ダーク・ファンタジー小説 ※倉庫ログ
- Re: 能力者Lvゼロ ( No.178 )
- 日時: 2010/12/24 17:33
- 名前: Neon ◆kaIJiHXrg2 (ID: xiz6dVQF)
軍艦に戦闘機が突っ込んだのとほぼ同時にチンピラのような男がクロアに手をかざしたのがそれほどまでに効いたのか、クロアは一分間近く目を押さえて唸っていた。 だが、それとは反対に攻撃した男が怪しそうにクロアに視線を向ける。
その視線に気づいてか、クロアは目を押さえるのを止め、再び六人に固定された笑顔を向けた。
「あれ? ばれちゃったみたいだね、まあいいや。 僕を殺せるのはそこに座ってる魔神だけだから不意打ちされたってたいした脅威はないし」
クロアは両手をゆっくりと叩きながら、言葉を続ける。
「魔神も元は人間なんだし、ボクも人間だけど神になれる。 魔神の力は確かに脅威だ、今ここで人間が殺せない状態で殺してしまうのも悪くない……けど、まだ殺さない。 刻が来たらだ、まだその刻ではない。 魔神特有の技能を手に入れてからだ。 と言うわけで、その蘇生術お教えてくれないかな? 教えてくれれば直ぐに君ことを処分してボクは帰るんだけど……?」
…………有りえない事をさらっと言い放ち、クロアは平然とその魔神に近づいていく。 普通であれば、近づかないだろう。 もしかしたら魔神が殺せないと言っているだけで、実際は近づいただけで殺されるかも知れないのに……!
だが、近づいていくクロアとは反対に、
「幽霊の蘇生法しか私は知らないな。 私はこの世に残った記憶と形跡からの蘇生しか出来ない、つまり幽霊しか蘇生できないよ」
平然とクロアの言葉を否定する。 相手も相手なら、こちらもこちらで譲ることなくアリソンはにらみ、クロアは微笑み掛ける。
だが、その関係は一瞬にして崩れ去った。
不意にクロアがてを上に向けると、天井を紅い閃光と共に吹き飛ばした。 よほど細かく消し飛ばしたのだろう、破片一つ、塵一つ落ちてこない。

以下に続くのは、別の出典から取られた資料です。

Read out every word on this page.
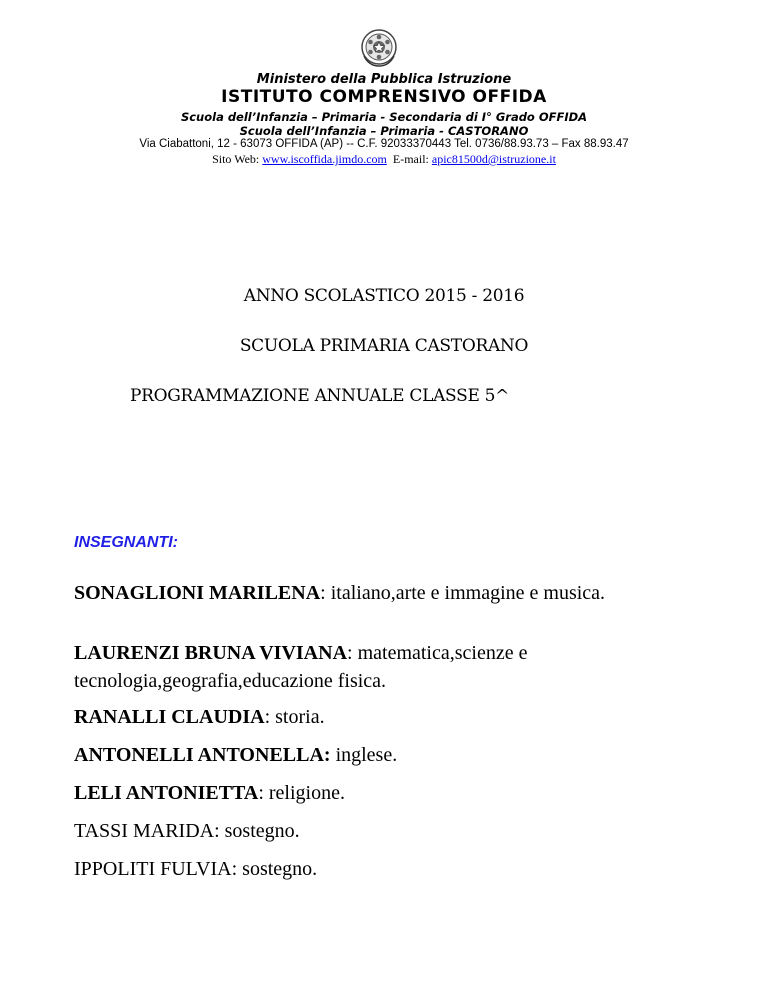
Ministero della Pubblica Istruzione
ISTITUTO COMPRENSIVO OFFIDA
Scuola dell’Infanzia – Primaria - Secondaria di I° Grado OFFIDA
Scuola dell’Infanzia – Primaria - CASTORANO
Via Ciabattoni, 12 - 63073 OFFIDA (AP) -- C.F. 92033370443 Tel. 0736/88.93.73 – Fax 88.93.47
Sito Web: www.iscoffida.jimdo.com E-mail: apic81500d@istruzione.it
ANNO SCOLASTICO 2015 - 2016
SCUOLA PRIMARIA CASTORANO
PROGRAMMAZIONE ANNUALE CLASSE 5^
INSEGNANTI:
SONAGLIONI MARILENA: italiano,arte e immagine e musica.
LAURENZI BRUNA VIVIANA: matematica,scienze e tecnologia,geografia,educazione fisica.
RANALLI CLAUDIA: storia.
ANTONELLI ANTONELLA: inglese.
LELI ANTONIETTA: religione.
TASSI MARIDA: sostegno.
IPPOLITI FULVIA: sostegno.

それを見て、アリソンは絶句し、クロアは「早く言った方がいいよ?」とでも言わんばかりに微笑んでいる。
「君……何処でその能力を……? それはクラウンの固有能力のはずだけど……?」
「——え?」
アリソンの言葉に最も驚いたのはほかならぬクラウンだった。 それもそうだ、レベルゼロはこんな問答無用に攻撃を仕掛けられる能力など有しては居ない。 全ては相手が能力者であって始めて発動し、さまざまな効力が発揮できる。
つまり、クラウンは
「ボクは……レベルゼロじゃなかったの?」
そういうことだ。 レベルゼロでなければ納得はいき、それでいて説明もつく。
だが、
「クラウンちゃん、それはちょっと違うな〜。 ボクの能力は君のものだけど、君の対となっている君のものだ。 もうそいつはボクが殺しちゃったから、——この能力はボクのものさ」
その言葉が脳内に木霊する。 だが、“対になっているクラウン”その言葉が何をし意味するのかは直ぐに分かった。
——湖の時のあいつだ。
「ねえ、クラウンちゃん。 君の能力は一体何なんだ? ボクは“∞/0”が使える、だがその対はいくら考えたって分からない。 だって、何も無いだろ?」
その言葉の直後、
「ここに居るクラウンの能力は0/0、今は何も使えないよ。 で、君はここに居る意味はあるの?」
アリソンが静かにその絶望的な事実を答えた。